On Sunday 29th March local volunteers joined forces with members of Tangaroa Blue Foundation, Friends of Westgate Park, Beach Patrol and Port Phillip EcoCentre to clean-up the banks of the Yarra River in Westgate Park. Sponsored by Phoenix Drinks through their ‘Love Your Beach Clean-Up Series’, and supported by the Rotary Club of Albert Park who treated volunteers to a free BBQ lunch, the day gave an opportunity for people to explore the beauty of Westgate Park as well as volunteer to help address the issue of marine debris.
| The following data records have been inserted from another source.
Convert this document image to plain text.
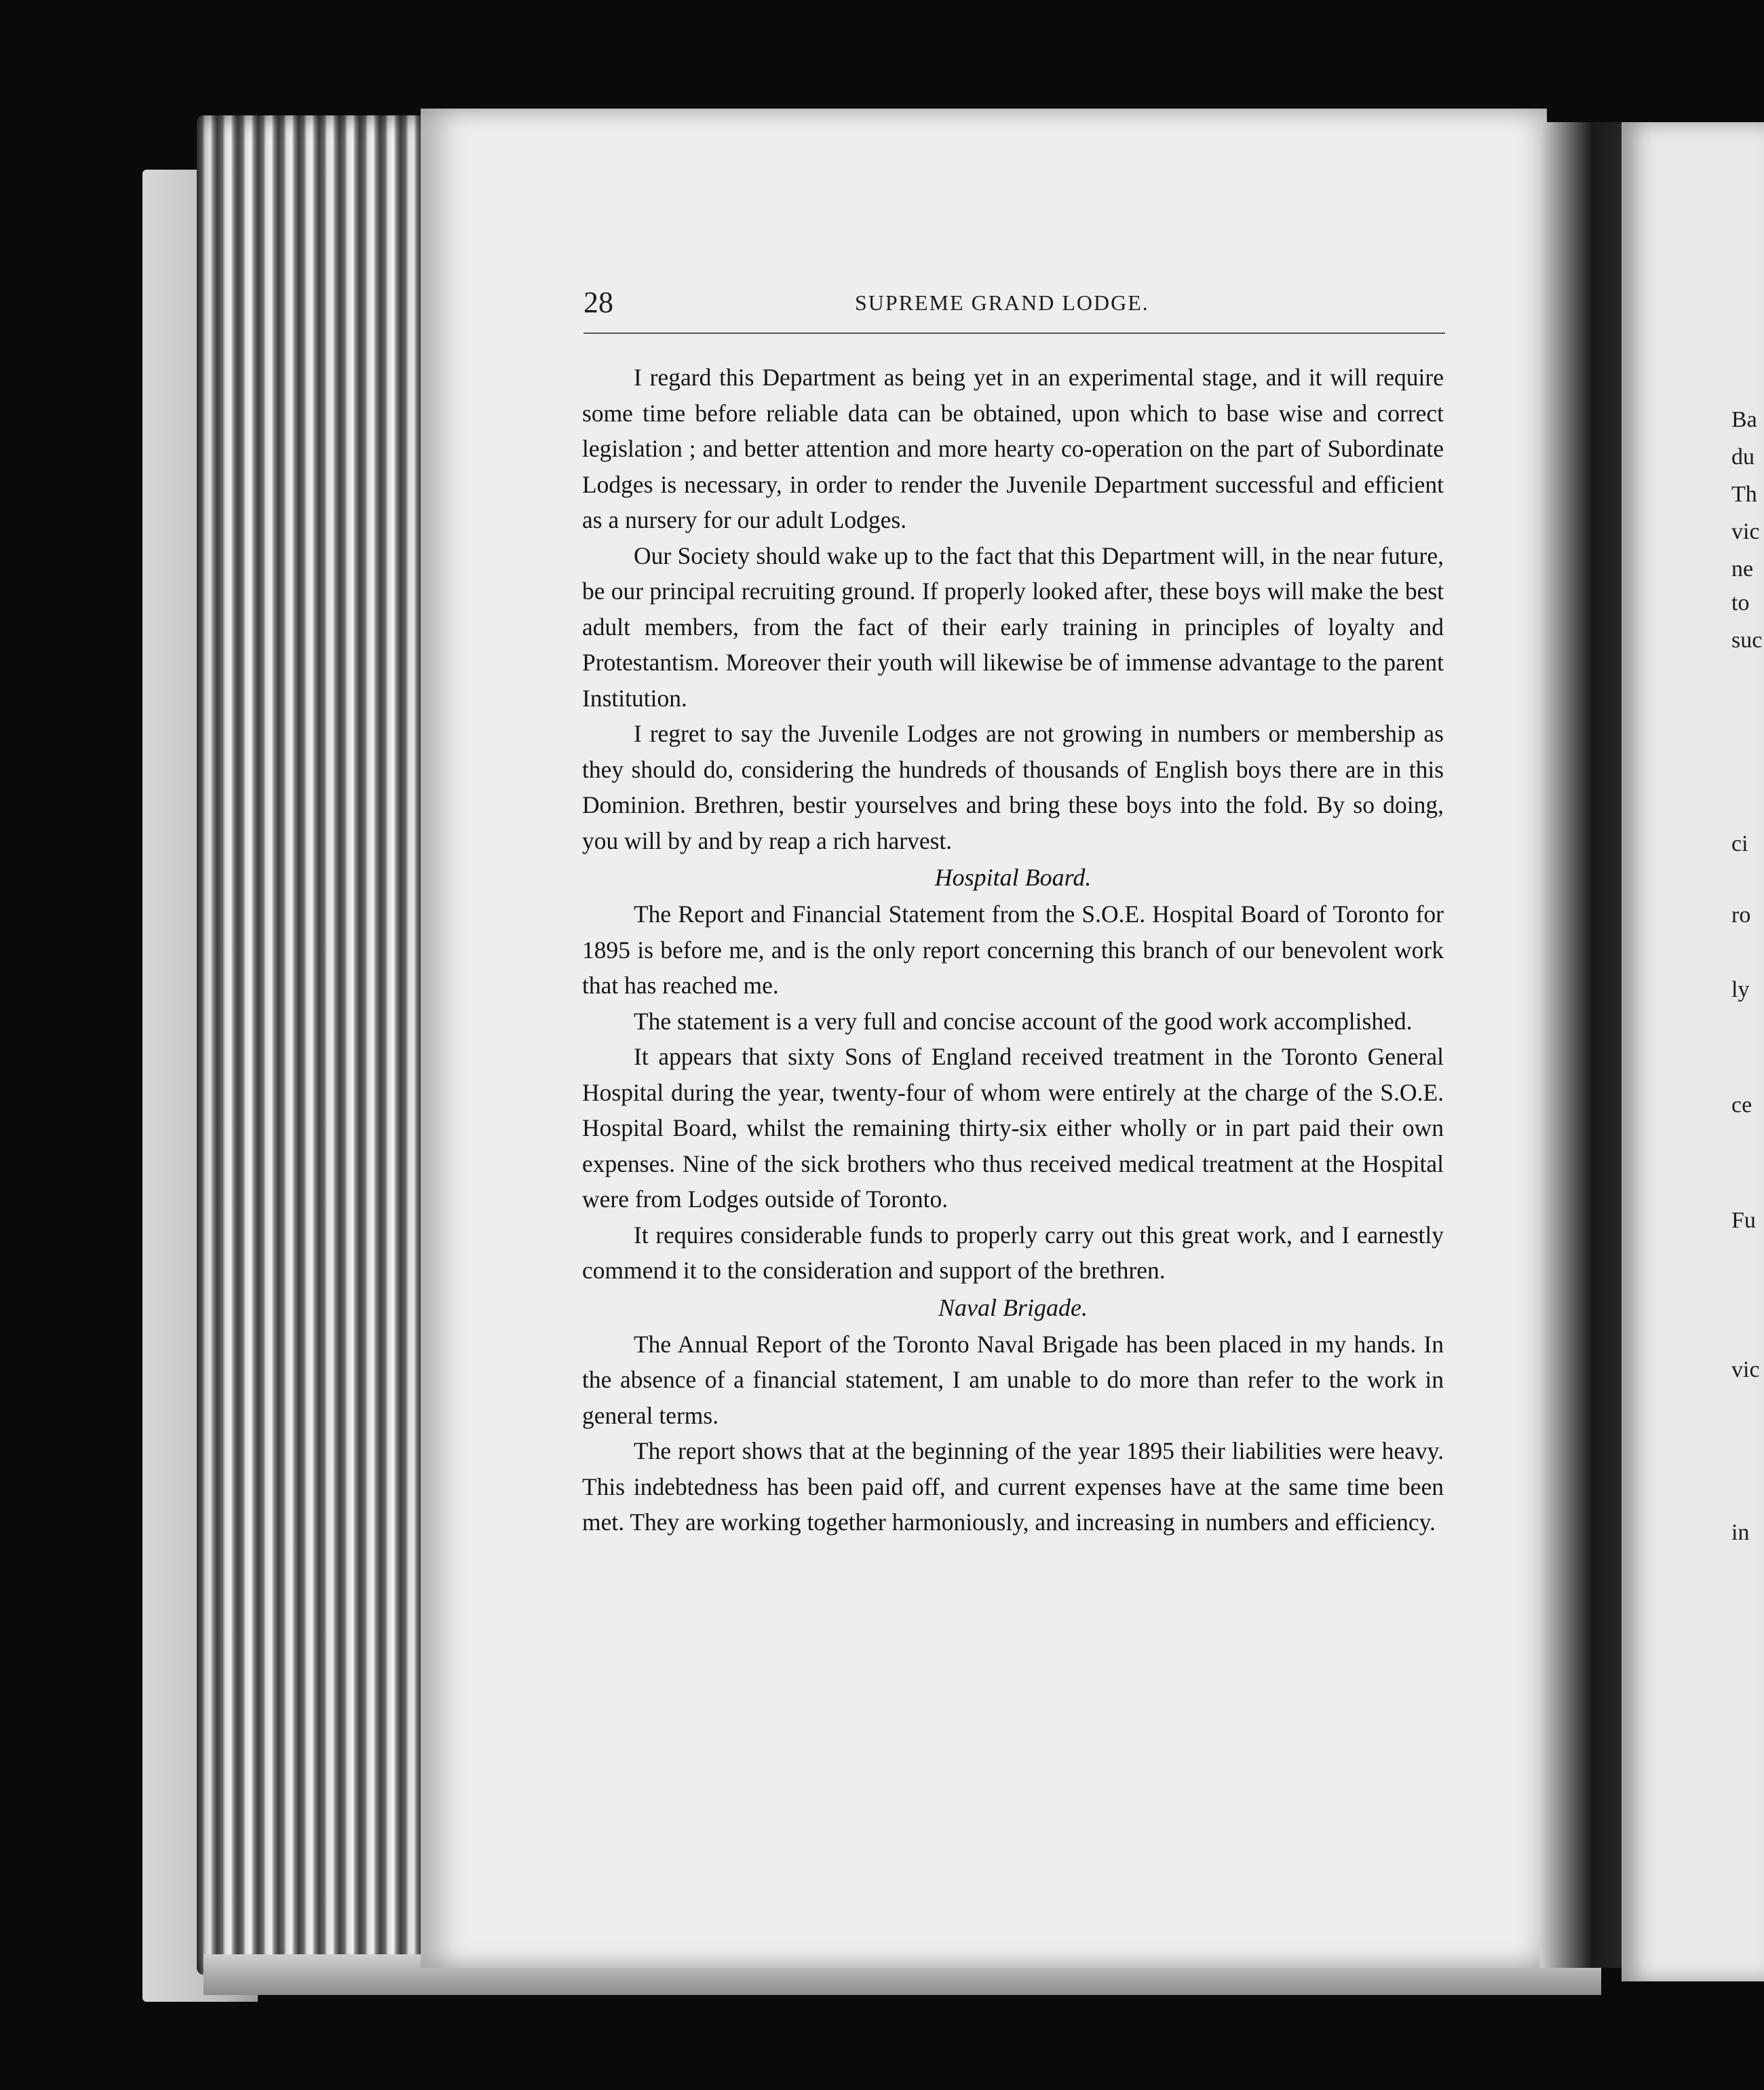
Ba
du
Th
vic
ne
to
suc
ci
ro
ly
ce
Fu
vic
in
28	SUPREME GRAND LODGE.

I regard this Department as being yet in an experimental stage, and it will require some time before reliable data can be obtained, upon which to base wise and correct legislation ; and better attention and more hearty co-operation on the part of Subordinate Lodges is necessary, in order to render the Juvenile Department successful and efficient as a nursery for our adult Lodges.

Our Society should wake up to the fact that this Department will, in the near future, be our principal recruiting ground. If properly looked after, these boys will make the best adult members, from the fact of their early training in principles of loyalty and Protestantism. Moreover their youth will likewise be of immense advantage to the parent Institution.

I regret to say the Juvenile Lodges are not growing in numbers or membership as they should do, considering the hundreds of thousands of English boys there are in this Dominion. Brethren, bestir yourselves and bring these boys into the fold. By so doing, you will by and by reap a rich harvest.

Hospital Board.

The Report and Financial Statement from the S.O.E. Hospital Board of Toronto for 1895 is before me, and is the only report concerning this branch of our benevolent work that has reached me.

The statement is a very full and concise account of the good work accomplished.

It appears that sixty Sons of England received treatment in the Toronto General Hospital during the year, twenty-four of whom were entirely at the charge of the S.O.E. Hospital Board, whilst the remaining thirty-six either wholly or in part paid their own expenses. Nine of the sick brothers who thus received medical treatment at the Hospital were from Lodges outside of Toronto.

It requires considerable funds to properly carry out this great work, and I earnestly commend it to the consideration and support of the brethren.

Naval Brigade.

The Annual Report of the Toronto Naval Brigade has been placed in my hands. In the absence of a financial statement, I am unable to do more than refer to the work in general terms.

The report shows that at the beginning of the year 1895 their liabilities were heavy. This indebtedness has been paid off, and current expenses have at the same time been met. They are working together harmoniously, and increasing in numbers and efficiency.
This stretch of the Yarra River is just a couple of kilometres from where it flows into Port Phillip Bay, so it is important for clean-up events like this to not only remove as much litter from the environment as possible, but to also look at the main sources of where it’s all coming from.
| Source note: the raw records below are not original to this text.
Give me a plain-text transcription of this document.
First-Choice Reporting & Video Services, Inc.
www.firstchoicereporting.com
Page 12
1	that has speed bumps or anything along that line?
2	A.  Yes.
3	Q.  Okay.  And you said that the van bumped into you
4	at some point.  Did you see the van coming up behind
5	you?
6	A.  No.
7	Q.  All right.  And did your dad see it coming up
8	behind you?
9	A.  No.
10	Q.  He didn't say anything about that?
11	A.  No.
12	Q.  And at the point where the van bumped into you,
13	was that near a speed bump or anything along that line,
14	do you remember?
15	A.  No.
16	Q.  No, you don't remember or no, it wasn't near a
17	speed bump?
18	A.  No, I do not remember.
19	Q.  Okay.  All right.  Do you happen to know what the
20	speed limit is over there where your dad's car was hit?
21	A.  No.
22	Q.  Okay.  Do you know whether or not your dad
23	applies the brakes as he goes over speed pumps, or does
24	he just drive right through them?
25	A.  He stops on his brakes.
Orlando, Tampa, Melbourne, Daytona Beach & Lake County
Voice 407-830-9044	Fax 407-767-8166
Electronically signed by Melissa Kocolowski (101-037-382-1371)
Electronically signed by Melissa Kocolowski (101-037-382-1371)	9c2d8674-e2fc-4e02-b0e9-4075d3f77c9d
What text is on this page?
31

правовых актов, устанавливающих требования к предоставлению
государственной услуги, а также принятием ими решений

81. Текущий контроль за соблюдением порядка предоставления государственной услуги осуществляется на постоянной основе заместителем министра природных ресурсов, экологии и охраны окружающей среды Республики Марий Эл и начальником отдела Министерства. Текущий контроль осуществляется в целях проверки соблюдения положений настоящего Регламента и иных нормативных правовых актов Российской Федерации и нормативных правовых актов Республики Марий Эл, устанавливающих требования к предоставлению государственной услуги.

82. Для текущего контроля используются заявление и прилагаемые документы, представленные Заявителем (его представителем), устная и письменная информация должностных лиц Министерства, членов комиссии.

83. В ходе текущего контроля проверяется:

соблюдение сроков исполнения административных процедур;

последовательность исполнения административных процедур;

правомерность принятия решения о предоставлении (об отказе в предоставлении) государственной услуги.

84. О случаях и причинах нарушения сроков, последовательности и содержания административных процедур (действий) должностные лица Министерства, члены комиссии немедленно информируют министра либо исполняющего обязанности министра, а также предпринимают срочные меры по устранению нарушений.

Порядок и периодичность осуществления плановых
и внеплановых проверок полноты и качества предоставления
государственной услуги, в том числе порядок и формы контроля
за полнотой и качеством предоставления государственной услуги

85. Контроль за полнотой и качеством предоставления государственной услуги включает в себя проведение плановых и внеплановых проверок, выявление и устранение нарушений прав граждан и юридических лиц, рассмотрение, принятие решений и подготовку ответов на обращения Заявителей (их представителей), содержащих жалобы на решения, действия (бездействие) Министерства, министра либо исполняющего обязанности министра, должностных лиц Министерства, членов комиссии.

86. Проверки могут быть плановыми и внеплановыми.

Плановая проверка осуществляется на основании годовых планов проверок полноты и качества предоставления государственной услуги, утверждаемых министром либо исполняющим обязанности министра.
Using the Australian Marine Debris Initiative data sheets, volunteers were able to weigh and count the different types of litter collected over the three hour clean-up period. In total 39 clean-up bags were filled, weighing a massive 321kg from just 500m of foreshore – and just a note that the Friends of Westgate Park had
cleaned this area on Clean Up Australia Day just 3 weeks ago! Top items found today included 309 plastic drink bottles, 124 plastic shopping bags, 631 plastic food packages, 327 plastic lids and bottletops, 75 bait bags, 1237m of fishing line, 791 plastic film remnants, 16 syringes, 5236 polystyrene pieces, 217 tissues & toilet paper, 202 aluminium cans and 355 cardboard food packages.
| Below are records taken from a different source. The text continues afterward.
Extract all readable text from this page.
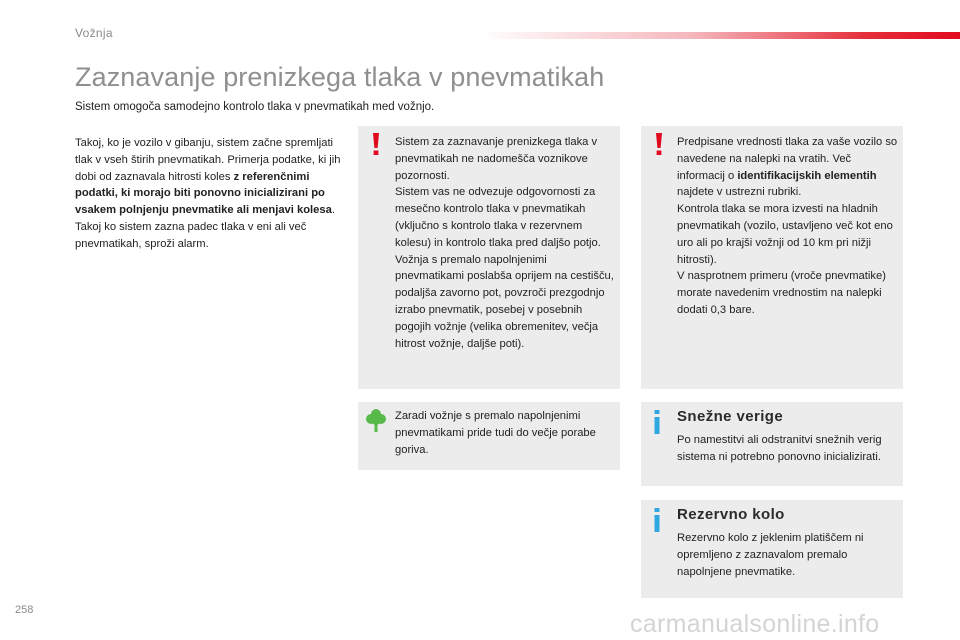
Vožnja
Zaznavanje prenizkega tlaka v pnevmatikah
Sistem omogoča samodejno kontrolo tlaka v pnevmatikah med vožnjo.
Takoj, ko je vozilo v gibanju, sistem začne spremljati tlak v vseh štirih pnevmatikah. Primerja podatke, ki jih dobi od zaznavala hitrosti koles z referenčnimi podatki, ki morajo biti ponovno inicializirani po vsakem polnjenju pnevmatike ali menjavi kolesa.
Takoj ko sistem zazna padec tlaka v eni ali več pnevmatikah, sproži alarm.
Sistem za zaznavanje prenizkega tlaka v pnevmatikah ne nadomešča voznikove pozornosti.
Sistem vas ne odvezuje odgovornosti za mesečno kontrolo tlaka v pnevmatikah (vključno s kontrolo tlaka v rezervnem kolesu) in kontrolo tlaka pred daljšo potjo.
Vožnja s premalo napolnjenimi pnevmatikami poslabša oprijem na cestišču, podaljša zavorno pot, povzroči prezgodnjo izrabo pnevmatik, posebej v posebnih pogojih vožnje (velika obremenitev, večja hitrost vožnje, daljše poti).
Predpisane vrednosti tlaka za vaše vozilo so navedene na nalepki na vratih. Več informacij o identifikacijskih elementih najdete v ustrezni rubriki.
Kontrola tlaka se mora izvesti na hladnih pnevmatikah (vozilo, ustavljeno več kot eno uro ali po krajši vožnji od 10 km pri nižji hitrosti).
V nasprotnem primeru (vroče pnevmatike) morate navedenim vrednostim na nalepki dodati 0,3 bare.
Zaradi vožnje s premalo napolnjenimi pnevmatikami pride tudi do večje porabe goriva.
Snežne verige
Po namestitvi ali odstranitvi snežnih verig sistema ni potrebno ponovno inicializirati.
Rezervno kolo
Rezervno kolo z jeklenim platiščem ni opremljeno z zaznavalom premalo napolnjene pnevmatike.
258	carmanualsonline.info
Both the Yarra River and Port Phillip Bay are unique environments, as they aren’t impacted by marine debris flowing across the oceans from international sources. Instead, every piece of litter removed today came from a local source – from litter on roads washing down stormwater drains all over Melbourne, to fishers leaving their gear along the foreshore, to visitors flicking their cigarette butts into the river, and even plastic resin pellets flowing out from industrial areas. And while this isn’t a good look for Melbournites, it at least gives us a chance to address the problem as we are dealing with all local sources – all we need is a pretty easy behaviour change – your rubbish is your responsibility – dispose of it in a bin – not into the environment – problem solved!